Un reciente estudio realizado por investigadores de la Universidad de Chile ha puesto de manifiesto que los efectos negativos de los edulcorantes, como la sucralosa y la estevia, pueden transmitirse de generación en generación. Publicado en la revista Frontiers in Nutrition, el trabajo revela que estos aditivos alimentarios no solo alteran el metabolismo, sino que también impactan en la microbiota intestinal y la expresión genética de sus descendientes.
Impacto en la microbiota y la salud metabólica
El estudio señala que los edulcorantes pueden provocar cambios significativos en la diversidad y composición de la microbiota fecal.

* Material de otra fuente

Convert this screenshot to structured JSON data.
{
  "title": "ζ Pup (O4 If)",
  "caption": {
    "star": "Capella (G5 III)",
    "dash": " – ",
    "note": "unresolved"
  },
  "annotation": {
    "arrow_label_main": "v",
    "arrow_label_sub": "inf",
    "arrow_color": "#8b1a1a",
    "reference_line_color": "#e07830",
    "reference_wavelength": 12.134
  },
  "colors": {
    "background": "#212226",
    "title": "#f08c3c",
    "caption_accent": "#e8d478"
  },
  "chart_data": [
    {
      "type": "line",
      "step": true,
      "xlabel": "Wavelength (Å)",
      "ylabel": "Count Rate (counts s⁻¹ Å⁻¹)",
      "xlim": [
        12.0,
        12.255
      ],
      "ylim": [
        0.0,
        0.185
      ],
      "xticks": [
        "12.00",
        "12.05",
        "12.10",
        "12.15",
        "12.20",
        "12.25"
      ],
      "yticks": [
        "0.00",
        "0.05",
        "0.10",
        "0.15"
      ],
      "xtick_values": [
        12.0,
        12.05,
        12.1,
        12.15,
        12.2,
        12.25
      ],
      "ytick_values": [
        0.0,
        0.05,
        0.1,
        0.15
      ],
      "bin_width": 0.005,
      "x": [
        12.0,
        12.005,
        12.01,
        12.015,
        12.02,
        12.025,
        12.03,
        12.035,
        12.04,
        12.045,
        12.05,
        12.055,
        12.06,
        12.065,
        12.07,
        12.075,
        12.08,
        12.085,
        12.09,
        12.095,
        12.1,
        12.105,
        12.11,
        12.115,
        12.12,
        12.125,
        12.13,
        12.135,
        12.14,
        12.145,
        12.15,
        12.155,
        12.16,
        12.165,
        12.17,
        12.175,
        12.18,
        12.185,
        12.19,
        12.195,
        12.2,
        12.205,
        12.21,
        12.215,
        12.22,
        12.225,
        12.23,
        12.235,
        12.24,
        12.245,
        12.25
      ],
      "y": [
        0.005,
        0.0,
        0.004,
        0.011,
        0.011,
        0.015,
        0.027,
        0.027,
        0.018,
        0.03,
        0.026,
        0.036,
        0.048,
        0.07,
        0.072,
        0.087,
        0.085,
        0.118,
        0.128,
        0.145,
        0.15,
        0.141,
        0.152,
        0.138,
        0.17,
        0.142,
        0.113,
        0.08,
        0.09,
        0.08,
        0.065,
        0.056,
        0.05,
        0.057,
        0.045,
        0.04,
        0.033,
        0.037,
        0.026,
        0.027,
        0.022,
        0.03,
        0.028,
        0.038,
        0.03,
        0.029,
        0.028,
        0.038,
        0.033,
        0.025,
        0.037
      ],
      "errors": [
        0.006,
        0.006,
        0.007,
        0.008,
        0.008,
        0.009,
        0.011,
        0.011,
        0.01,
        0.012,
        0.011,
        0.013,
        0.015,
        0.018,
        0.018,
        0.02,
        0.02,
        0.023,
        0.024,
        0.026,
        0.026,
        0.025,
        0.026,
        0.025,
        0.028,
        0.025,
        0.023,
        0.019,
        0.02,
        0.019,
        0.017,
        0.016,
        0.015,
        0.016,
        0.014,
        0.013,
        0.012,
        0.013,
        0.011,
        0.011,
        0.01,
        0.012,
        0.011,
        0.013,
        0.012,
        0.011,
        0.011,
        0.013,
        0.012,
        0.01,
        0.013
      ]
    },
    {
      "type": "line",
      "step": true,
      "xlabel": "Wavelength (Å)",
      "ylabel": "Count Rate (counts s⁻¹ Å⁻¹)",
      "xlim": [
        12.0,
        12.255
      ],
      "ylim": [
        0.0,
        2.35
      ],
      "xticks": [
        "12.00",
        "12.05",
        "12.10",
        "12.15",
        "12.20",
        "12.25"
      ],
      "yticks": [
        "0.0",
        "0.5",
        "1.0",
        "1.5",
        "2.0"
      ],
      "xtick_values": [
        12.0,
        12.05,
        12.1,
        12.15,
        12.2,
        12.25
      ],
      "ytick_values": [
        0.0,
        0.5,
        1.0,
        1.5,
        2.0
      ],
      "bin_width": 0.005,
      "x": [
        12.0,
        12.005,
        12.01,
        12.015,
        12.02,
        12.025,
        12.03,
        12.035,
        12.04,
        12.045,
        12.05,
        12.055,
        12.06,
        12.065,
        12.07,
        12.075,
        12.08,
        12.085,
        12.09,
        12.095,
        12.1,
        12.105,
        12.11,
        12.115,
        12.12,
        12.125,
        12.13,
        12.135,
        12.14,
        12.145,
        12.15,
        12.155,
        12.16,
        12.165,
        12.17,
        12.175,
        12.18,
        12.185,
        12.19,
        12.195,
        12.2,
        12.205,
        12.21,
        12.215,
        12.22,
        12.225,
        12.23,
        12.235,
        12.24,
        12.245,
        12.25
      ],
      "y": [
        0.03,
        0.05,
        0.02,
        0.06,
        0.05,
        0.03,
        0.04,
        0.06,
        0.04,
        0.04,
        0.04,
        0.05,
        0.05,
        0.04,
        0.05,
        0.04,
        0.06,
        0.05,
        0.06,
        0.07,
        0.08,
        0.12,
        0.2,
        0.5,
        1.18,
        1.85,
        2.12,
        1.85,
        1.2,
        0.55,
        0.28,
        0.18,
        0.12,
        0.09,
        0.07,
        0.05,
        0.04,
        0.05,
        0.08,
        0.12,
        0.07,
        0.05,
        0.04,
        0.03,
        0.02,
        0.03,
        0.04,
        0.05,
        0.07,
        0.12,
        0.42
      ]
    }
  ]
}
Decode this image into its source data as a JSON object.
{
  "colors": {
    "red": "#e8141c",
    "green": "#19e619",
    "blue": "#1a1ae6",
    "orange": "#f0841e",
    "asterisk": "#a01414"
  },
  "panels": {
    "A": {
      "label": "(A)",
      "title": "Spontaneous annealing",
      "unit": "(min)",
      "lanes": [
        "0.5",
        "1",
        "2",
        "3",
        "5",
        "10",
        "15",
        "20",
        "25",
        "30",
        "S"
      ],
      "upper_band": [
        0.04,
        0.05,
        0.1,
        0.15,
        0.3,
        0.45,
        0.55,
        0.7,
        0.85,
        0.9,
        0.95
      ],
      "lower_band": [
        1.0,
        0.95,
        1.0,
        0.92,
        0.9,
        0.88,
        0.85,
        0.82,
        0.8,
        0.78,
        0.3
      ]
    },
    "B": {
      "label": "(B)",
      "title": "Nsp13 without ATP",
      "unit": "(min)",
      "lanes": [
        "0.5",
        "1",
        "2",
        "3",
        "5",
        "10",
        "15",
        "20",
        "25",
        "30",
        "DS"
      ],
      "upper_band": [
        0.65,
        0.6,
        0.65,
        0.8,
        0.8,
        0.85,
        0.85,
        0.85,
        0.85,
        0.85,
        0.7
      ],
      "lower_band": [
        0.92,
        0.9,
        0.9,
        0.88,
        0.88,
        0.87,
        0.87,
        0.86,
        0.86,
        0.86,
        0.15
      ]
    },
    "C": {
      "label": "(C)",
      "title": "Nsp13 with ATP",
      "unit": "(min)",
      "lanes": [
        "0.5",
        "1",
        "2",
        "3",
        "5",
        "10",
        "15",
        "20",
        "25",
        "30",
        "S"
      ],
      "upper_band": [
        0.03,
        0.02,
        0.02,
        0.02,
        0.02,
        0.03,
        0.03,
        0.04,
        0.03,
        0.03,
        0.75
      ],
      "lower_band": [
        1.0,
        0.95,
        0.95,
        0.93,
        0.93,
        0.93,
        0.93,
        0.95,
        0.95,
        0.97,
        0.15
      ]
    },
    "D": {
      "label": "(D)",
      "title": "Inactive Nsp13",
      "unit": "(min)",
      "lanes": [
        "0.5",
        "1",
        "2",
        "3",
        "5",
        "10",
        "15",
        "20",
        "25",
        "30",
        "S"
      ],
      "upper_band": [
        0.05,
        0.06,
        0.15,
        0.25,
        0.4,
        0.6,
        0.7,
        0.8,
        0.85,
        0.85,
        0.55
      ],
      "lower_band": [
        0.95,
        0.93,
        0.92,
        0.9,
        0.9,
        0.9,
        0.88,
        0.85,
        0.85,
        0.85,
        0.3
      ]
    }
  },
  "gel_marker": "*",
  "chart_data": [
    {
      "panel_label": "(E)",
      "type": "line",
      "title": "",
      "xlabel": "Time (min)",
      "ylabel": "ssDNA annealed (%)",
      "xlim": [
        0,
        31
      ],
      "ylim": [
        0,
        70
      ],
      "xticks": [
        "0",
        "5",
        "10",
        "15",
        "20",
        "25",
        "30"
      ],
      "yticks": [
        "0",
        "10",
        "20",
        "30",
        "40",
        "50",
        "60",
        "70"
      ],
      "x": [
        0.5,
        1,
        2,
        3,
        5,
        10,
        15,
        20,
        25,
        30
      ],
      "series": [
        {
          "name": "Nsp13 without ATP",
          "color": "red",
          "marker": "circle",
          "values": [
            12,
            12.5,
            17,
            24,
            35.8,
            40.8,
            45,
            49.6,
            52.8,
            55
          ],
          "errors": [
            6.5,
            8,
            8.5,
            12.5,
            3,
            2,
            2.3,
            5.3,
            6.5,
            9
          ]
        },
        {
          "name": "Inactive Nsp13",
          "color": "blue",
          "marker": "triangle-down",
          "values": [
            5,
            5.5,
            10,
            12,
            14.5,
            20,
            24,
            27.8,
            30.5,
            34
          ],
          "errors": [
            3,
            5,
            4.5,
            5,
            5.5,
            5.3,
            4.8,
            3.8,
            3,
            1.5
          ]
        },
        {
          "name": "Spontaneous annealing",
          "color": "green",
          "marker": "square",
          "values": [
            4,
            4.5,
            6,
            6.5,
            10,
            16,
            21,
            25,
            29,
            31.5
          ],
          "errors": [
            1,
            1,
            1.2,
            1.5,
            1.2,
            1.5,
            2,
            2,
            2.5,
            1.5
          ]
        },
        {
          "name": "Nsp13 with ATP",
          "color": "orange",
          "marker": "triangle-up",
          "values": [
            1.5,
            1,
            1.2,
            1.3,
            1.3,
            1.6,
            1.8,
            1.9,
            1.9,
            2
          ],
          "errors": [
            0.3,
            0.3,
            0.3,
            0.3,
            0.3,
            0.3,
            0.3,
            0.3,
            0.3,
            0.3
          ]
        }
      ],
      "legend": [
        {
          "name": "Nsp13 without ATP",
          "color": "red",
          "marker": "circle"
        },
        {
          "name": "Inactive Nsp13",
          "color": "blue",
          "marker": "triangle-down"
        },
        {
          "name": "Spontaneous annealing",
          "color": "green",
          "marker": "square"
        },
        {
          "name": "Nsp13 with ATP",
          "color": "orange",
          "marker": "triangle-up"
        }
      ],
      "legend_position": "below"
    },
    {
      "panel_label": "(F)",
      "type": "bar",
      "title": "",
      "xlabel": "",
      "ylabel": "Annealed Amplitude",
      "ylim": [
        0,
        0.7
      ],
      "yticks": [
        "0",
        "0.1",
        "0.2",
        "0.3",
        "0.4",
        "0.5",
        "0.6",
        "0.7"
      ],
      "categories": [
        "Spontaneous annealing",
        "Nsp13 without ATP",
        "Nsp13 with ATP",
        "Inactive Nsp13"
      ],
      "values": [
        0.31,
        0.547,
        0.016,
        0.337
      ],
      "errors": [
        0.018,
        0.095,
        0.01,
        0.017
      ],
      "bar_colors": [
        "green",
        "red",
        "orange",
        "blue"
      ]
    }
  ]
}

Según Francisca Concha Celume, autora del estudio, los ratones que consumieron sucralosa mostraron alteraciones en 17 géneros de bacterias, destacando un aumento de especies asociadas a estados inflamatorios, como Desulfovibrio y Streptococcus. Por otro lado, se observó una disminución de Oscillibacter, un simbionte importante para la salud intestinal.
Los investigadores llevaron a cabo una serie de experimentos en los que separaron a 47 roedores en tres grupos, administrándoles agua con y sin edulcorantes. Tras dos generaciones, se realizaron pruebas de tolerancia a la glucosa para evaluar la resistencia a la insulina y se tomaron muestras fecales para analizar los cambios en la microbiota intestinal. Los resultados revelaron que el consumo de edulcorantes influencia los ácidos grasos de cadena corta, que son cruciales para el funcionamiento adecuado del organismo.
Diferencias entre sucralosa y estevia
Los hallazgos también indican que la sucralosa y la estevia generan efectos distintos. En la primera generación, solo los machos que consumieron sucralosa mostraron signos de intolerancia a la glucosa, mientras que en la segunda generación, tanto los descendientes de los que consumieron sucralosa como los de los que ingirieron estevia presentaron niveles elevados de glucosa. Los ratones que ingirieron sucralosa experimentaron cambios más severos en su microbioma fecal, resultando en un aumento de especies patógenas y una reducción de bacterias beneficiosas.
Concha destaca que, aunque ambos edulcorantes afectan la expresión genética, la sucralosa ocasiona cambios más intensos y duraderos en la microbiota. Esto se atribuye a sus diferencias químicas, que influyen en cómo se metabolizan y absorben en el organismo.
A pesar de estos resultados, los investigadores advierten sobre la necesidad de interpretar los hallazgos con cautela. No se observó el desarrollo de diabetes en los animales, y los cambios en la regulación de la glucosa y los genes asociados a la inflamación son considerados sutiles. La catedrática de Fisiología Nutricional de la Universidad de Reading, Parveen Yaqoob, señala que aunque hay evidencia de que la dieta influye en la expresión genética, la persistencia de estos efectos a lo largo de varias generaciones en mamíferos sigue siendo un área de estudio limitada.
En conclusión, este estudio indica que el consumo de edulcorantes puede tener implicaciones significativas para la salud metabólica y la microbiota, sugiriendo la necesidad de un mayor enfoque en la investigación de sus efectos a largo plazo. Sin embargo, los científicos subrayan que estos resultados no deben establecerse como una relación causal definitiva, y se debe tener en cuenta que el impacto en ratones puede no replicarse de la misma manera en humanos.